DETROIT (CBS Detroit) - DTE Energy says it is planning a five-year $7 billion investment in Southeast Michigan's electric grid.
According to a press release, the investment includes increased automation, self-healing circuits, pole maintenance, tree trimming and projects that modernize the grid's oldest infrastructure. Additionally, the company is planning pilot projects to study the cost and benefits of non-wire alternatives -- energy storage and burying existing overhead power line in residential areas.
The investment was detailed in a filing with the Michigan Public Service Commission (MPSC) in September.
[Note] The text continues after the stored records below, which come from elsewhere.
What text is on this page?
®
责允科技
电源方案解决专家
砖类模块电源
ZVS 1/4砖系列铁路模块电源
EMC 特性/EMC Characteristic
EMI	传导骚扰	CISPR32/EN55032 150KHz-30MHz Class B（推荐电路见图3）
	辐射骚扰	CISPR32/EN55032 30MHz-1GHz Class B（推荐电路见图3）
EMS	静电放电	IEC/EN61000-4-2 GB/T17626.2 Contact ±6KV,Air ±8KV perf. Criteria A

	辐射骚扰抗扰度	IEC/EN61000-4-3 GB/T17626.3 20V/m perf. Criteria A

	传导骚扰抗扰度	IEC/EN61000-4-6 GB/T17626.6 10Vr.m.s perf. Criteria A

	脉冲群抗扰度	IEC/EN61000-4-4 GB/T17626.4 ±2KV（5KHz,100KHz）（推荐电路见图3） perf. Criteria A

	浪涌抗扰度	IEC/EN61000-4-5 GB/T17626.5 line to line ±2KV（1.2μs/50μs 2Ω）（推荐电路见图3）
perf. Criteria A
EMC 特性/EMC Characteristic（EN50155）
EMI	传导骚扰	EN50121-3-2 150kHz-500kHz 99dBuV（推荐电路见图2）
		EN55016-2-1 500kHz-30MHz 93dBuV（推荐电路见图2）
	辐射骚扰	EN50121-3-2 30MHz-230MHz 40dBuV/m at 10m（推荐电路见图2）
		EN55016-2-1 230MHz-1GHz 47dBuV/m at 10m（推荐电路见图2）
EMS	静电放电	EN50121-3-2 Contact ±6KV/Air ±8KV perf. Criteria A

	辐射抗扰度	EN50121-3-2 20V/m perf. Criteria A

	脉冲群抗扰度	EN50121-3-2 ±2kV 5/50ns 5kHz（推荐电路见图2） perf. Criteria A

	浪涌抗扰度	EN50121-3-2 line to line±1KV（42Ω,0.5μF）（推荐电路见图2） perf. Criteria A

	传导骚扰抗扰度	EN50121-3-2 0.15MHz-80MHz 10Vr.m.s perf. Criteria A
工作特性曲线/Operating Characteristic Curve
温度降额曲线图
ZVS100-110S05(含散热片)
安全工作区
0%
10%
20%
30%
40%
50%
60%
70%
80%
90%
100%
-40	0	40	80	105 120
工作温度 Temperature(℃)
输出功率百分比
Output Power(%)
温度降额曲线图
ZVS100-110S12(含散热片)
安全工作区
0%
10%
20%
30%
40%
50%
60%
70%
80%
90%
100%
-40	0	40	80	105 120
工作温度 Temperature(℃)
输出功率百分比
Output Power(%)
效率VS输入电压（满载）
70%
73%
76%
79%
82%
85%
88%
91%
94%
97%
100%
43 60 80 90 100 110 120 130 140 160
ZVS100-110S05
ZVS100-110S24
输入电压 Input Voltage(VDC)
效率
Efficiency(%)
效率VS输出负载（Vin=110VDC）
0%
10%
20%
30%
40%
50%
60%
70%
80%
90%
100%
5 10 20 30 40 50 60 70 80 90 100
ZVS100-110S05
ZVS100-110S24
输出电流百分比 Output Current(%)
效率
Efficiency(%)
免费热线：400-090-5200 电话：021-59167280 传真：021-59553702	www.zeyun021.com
"This visionary plan recognizes that our customers' homes and businesses interact with the electric grid in ways we couldn't imagine just 20 years ago, and the future of mobility is being revolutionized again in Michigan through electrification, all of which means the grid we share must be adapted to the 21st century," says Jerry Norcia, president and CEO of DTE Energy. "Much of our grid was designed and built more than a century ago, providing customers the energy required for a much simpler day-to-day life."
This comes after massive power outages were reported throughout the region amid severe storms during the summer.
In August, Michigan Attorney General Dana Nessel urged DTE, as well as Consumers Energy, to increase the credits offered to customers who suffered losses because of outages. At that time, nearly 1 million homes and businesses reported losing power following a storm.
In September, DTE said it would spend $70 million through 2023 on top of $190 million set aside for tree trimming each year.
In the press release, the company says the investments "will minimize more costly outages and allow DTE to build and operate a clean, affordable, reliable, resilient, and accessible grid that will support the evolving needs of its customers and the State of Michigan well into the future."